In Ägypten wird gewählt, glaub ich.

Heute in einer Woche wird in Kairo gewählt. So steht es zumindest bei Wikipedia. Und so lese ich es in deutschen Medien.

Interessanterweise konnte mir kein Ägypter, den ich vor Ort befragt habe, einen Wahltermin nennen. Es ist zugegebenermaßen auch recht kompliziert, da es unterschiedliche Wahltermine für unterschiedliche Regionen gibt. Zudem war meine Befragung alles andere als repräsentativ und wissenschaftlich.

Trotzdem war ich erstaunt, als ich Antworten bekam wie „Es steht doch noch gar kein konkreter Wahltermin fest“ und „28.11? Nein davon weiß ich nichts“. Wenn jemand genauer weiß, ob und wie die ägyptische Bevölkerung über die anstehenden Wahlen informiert wurde, her mit den Infos.

Wahlplakate in Kairo, Ägypten (2011)

Wahlplakate wurden schon fleißig aufgehängt, wie die nebenstehenden Bilder zeigen, sowohl in der Hauptstadt Kairo, als auch in abgelegenen Gegenden wie der Oase Dakhla, in der erst im Januar gewählt werden soll. Keines der Plakate enthält einen Wahltermin.

Wahlplakate in Mut, Al-Wadi al-dschadid, Ägypten (2011)

Und nun lese ich auch noch folgendes: „Neue Gewalt gefährdet ägyptische Wahlen

Die Lage auf dem Tahrir-Platz in Kairo bleibt kritisch. Wieder haben sich Demonstranten und Sicherheitskräfte Strassenschlachten geliefert. Fraglich bleibt, ob und wie nächste Woche in Ägypten gewählt werden soll.

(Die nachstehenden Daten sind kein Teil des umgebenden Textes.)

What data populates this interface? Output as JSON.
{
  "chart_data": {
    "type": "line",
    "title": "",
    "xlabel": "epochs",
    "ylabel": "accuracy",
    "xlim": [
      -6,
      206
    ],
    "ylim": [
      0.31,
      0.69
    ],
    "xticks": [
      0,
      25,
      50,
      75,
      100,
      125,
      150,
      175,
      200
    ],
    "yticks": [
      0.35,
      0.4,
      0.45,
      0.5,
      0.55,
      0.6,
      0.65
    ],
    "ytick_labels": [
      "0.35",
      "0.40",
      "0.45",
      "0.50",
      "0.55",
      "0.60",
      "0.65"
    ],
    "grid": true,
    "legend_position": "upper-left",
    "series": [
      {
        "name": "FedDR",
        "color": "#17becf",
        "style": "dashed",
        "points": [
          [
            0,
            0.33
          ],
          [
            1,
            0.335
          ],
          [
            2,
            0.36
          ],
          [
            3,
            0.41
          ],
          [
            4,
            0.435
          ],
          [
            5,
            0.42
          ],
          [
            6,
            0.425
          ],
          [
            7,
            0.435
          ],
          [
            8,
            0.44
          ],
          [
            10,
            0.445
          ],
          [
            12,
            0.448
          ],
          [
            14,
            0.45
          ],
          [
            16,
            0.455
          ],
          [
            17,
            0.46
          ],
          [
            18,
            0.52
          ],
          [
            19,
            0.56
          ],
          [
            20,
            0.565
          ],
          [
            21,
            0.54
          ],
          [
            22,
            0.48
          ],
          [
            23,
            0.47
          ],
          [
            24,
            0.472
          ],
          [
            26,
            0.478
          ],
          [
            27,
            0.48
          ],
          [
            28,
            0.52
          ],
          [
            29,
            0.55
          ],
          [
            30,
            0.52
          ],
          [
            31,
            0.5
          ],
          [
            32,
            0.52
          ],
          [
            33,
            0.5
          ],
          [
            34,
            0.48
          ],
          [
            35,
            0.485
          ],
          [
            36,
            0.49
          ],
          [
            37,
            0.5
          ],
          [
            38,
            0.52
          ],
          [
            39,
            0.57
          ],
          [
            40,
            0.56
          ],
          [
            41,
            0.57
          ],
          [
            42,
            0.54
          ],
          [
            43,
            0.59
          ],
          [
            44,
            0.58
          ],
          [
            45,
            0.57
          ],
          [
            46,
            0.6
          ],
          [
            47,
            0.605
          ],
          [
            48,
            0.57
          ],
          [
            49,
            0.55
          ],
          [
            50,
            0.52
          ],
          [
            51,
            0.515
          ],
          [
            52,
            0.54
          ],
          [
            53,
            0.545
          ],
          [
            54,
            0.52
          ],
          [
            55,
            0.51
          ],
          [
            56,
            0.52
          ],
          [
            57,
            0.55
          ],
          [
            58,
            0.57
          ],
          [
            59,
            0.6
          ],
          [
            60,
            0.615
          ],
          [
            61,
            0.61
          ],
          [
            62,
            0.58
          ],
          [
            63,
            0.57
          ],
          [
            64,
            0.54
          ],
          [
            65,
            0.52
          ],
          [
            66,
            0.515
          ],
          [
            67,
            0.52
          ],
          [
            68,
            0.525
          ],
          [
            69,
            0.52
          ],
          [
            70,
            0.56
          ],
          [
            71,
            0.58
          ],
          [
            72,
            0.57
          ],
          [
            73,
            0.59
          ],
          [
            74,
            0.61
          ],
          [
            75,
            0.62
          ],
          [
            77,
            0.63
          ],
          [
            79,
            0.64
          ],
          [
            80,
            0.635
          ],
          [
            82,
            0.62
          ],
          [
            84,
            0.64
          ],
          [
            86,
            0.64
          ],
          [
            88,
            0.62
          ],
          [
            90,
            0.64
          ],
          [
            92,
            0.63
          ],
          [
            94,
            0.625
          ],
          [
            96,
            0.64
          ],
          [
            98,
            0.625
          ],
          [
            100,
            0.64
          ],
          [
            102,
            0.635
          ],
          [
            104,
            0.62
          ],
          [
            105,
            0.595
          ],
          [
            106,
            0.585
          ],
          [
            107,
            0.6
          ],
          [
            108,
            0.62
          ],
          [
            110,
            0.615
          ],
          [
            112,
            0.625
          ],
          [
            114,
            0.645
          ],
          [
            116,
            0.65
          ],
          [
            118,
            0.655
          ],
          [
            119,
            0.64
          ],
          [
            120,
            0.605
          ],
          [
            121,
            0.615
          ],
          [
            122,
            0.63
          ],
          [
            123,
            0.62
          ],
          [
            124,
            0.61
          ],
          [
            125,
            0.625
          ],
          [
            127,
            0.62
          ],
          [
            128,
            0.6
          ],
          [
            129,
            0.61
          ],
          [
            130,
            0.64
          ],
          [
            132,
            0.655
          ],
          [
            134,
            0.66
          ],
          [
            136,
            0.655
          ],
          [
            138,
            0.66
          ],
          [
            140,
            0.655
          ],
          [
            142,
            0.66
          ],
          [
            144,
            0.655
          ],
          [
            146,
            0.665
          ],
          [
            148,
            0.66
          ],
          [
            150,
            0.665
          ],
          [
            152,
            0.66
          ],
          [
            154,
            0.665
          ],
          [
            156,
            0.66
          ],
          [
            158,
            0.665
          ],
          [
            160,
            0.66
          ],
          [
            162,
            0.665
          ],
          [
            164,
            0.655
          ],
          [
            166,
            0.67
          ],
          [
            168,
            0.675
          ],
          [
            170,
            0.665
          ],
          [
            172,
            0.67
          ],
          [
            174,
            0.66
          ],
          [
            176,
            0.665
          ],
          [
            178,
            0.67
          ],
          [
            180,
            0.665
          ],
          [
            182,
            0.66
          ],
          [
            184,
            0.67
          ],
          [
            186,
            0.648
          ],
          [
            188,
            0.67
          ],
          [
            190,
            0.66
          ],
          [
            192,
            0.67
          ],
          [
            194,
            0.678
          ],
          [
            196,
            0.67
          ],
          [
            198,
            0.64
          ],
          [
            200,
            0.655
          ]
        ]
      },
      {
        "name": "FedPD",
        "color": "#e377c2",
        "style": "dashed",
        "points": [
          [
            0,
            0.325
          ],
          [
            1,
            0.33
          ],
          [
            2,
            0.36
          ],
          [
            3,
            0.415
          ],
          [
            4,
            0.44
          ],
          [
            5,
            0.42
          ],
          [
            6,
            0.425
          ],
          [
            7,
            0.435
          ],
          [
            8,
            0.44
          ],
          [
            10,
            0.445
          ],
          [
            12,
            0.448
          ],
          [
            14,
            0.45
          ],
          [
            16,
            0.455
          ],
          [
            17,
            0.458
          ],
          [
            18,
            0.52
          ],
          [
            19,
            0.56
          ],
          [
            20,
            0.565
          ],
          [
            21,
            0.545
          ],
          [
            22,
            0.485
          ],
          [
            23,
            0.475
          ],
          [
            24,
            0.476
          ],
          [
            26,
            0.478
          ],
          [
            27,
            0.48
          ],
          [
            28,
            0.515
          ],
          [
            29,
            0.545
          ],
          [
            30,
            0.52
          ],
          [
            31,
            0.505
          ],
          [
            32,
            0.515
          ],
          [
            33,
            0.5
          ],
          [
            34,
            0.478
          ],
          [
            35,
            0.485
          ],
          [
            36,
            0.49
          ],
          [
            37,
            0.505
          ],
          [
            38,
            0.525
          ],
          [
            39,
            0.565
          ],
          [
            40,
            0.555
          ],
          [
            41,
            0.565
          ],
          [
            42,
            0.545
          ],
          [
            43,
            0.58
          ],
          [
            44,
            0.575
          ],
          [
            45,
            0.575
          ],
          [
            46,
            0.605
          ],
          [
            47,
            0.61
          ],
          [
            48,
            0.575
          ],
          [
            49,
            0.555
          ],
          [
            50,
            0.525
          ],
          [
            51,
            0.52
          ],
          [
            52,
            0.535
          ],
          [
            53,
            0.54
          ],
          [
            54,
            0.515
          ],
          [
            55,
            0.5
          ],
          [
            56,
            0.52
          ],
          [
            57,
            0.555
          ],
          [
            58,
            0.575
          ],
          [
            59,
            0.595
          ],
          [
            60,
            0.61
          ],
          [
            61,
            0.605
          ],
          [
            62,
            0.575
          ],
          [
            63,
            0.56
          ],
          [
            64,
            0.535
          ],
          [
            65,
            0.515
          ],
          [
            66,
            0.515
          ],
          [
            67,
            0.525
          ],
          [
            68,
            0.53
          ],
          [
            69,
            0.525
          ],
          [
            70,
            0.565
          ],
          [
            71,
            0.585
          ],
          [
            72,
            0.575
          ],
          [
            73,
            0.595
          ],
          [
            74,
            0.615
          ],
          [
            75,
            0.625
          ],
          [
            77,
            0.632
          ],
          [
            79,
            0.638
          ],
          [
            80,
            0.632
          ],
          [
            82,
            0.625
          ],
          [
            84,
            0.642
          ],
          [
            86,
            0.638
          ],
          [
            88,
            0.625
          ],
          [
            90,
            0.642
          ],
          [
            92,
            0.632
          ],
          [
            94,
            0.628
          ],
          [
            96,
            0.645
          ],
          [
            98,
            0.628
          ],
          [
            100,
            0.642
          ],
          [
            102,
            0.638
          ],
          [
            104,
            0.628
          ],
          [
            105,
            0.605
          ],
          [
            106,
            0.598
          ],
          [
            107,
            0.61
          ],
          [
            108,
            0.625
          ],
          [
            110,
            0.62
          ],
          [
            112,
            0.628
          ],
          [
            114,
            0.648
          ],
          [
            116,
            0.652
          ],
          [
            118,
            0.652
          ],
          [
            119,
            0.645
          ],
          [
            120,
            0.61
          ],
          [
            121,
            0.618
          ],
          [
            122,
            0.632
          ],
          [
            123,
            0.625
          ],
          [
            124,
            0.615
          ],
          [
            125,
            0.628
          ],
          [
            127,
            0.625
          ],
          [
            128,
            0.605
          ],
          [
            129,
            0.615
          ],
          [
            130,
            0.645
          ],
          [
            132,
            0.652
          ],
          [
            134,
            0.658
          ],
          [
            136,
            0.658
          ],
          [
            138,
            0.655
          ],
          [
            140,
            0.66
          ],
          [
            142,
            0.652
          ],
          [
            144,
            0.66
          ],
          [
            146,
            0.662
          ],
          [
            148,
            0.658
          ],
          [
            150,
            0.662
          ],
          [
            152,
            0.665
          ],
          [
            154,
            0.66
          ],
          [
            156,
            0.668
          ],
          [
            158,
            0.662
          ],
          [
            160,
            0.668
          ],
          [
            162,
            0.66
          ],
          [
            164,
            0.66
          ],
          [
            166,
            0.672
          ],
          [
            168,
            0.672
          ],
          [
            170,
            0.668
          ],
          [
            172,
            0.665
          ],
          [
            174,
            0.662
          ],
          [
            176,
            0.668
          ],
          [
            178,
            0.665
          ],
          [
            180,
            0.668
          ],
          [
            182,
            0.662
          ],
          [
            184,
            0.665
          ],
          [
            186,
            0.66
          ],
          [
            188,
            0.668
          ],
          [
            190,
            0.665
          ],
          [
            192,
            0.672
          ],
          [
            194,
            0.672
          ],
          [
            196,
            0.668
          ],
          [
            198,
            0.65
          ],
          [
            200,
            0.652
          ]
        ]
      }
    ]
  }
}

Wann und wie auch immer gewählt wird: Essentiell für das Aufkeimen der ägyptischen Demokratie ist auch, wer die Wahl gewinnt. Meinen (ebenfalls nicht repräsentativen) Eindrücken zufolge sind, zumindest in den ländlicheren Regionen, die islamisch geprägten Parteien leider sehr stark. Von denen gibt es neben den hierzulande immer wieder gern erwähnten „Muslimbrüdern“ noch einige weitere, wie zum Beispiel die Partei „Das Licht“. Eine Trennung von Religion und Staat halten die Anhänger dieser Parteien leider nicht für notwendig.

Wahlbanner der Partei "Das Licht" (al-nur) in Mut (2011)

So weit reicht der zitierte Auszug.